Kurt H. zieht sich die Tanzschuhe an. Es fällt dem 95-Jährigen nicht gerade leicht, die schwarzen Treter zu schnüren, doch er lässt es sich nicht nehmen. So hat er es die letzten 70 Jahre immer gehalten. Kurt ist leidenschaftlicher Tänzer und stets bereit, wenn die Musikmamsell zum Tanz aufbietet.

Dann machen sich Betroffene, Angehörige und Pflegehilfen auf den Weg nach Zürich-Oerlikon ins Restaurant Binzgarten. Oft sind es gegen 70 Leute, manchmal auch etwas weniger.

Die Musikmamsell lässt sich von Kurt H. übers Parkett führen.Bild M. May

«Die Beiz ist vielleicht nicht die schönste, aber die Lage, die Nähe zum Bahnhof und die Grösse des Raumes sind ideal», sagt Verena Speck.

Gemeinsam mit Nostalgie-DJ Alexander lädt die ehemalige Radio-Frau und heutige Musikmamsell einmal im Monat ins Tanzcafé.

Kurt H. ist zum Tanzen hier. Er sei nicht zum «Schätzeln» gekommen, wie andere vielleicht. Er liebe die Musik, er brauche sie wie die Luft zum Atmen.
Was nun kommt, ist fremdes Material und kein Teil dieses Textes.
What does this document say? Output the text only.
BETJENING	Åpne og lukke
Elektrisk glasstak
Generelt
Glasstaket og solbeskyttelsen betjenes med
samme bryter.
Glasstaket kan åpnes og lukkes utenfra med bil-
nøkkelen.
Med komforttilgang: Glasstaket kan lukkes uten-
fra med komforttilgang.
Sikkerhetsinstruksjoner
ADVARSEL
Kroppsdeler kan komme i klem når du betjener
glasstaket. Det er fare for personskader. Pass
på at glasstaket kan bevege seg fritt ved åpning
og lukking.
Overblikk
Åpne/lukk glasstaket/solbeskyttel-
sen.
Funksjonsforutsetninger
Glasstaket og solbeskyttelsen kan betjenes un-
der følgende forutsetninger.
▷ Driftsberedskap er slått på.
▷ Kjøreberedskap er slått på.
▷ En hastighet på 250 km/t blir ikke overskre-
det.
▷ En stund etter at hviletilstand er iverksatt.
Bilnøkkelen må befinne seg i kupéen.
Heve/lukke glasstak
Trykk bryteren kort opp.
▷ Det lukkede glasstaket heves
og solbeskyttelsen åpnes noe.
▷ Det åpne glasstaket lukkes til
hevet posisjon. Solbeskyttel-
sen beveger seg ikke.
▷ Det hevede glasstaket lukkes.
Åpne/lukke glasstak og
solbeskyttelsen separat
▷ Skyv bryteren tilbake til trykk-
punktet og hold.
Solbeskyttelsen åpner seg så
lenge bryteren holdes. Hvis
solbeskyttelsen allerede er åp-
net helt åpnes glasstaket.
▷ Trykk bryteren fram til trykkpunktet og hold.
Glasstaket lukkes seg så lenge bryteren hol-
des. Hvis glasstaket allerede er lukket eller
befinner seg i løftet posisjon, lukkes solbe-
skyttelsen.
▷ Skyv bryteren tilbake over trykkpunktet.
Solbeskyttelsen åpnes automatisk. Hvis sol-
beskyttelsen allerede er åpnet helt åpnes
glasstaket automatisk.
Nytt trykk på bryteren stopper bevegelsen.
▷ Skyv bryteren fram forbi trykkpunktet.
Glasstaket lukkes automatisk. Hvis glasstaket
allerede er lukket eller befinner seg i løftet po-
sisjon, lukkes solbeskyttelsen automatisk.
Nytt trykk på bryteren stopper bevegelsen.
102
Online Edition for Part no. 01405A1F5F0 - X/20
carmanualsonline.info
Und er ist ein begnadeter Tänzer, mit schlaksig-schlanker Figur, in weissem Hemd und schwarzer Hose.

Gekonnt nimmt er die Musikmamsell in die Arme, dreht sie um die Achse und führt sie mit traumtänzerischer Sicherheit durch die nächsten Schritte. Sein Lieblingslied ist «Spanish Eyes». Früher sei es einmal «Portofino» gewesen, «aber der Rumba ist meinem Alter angemessener».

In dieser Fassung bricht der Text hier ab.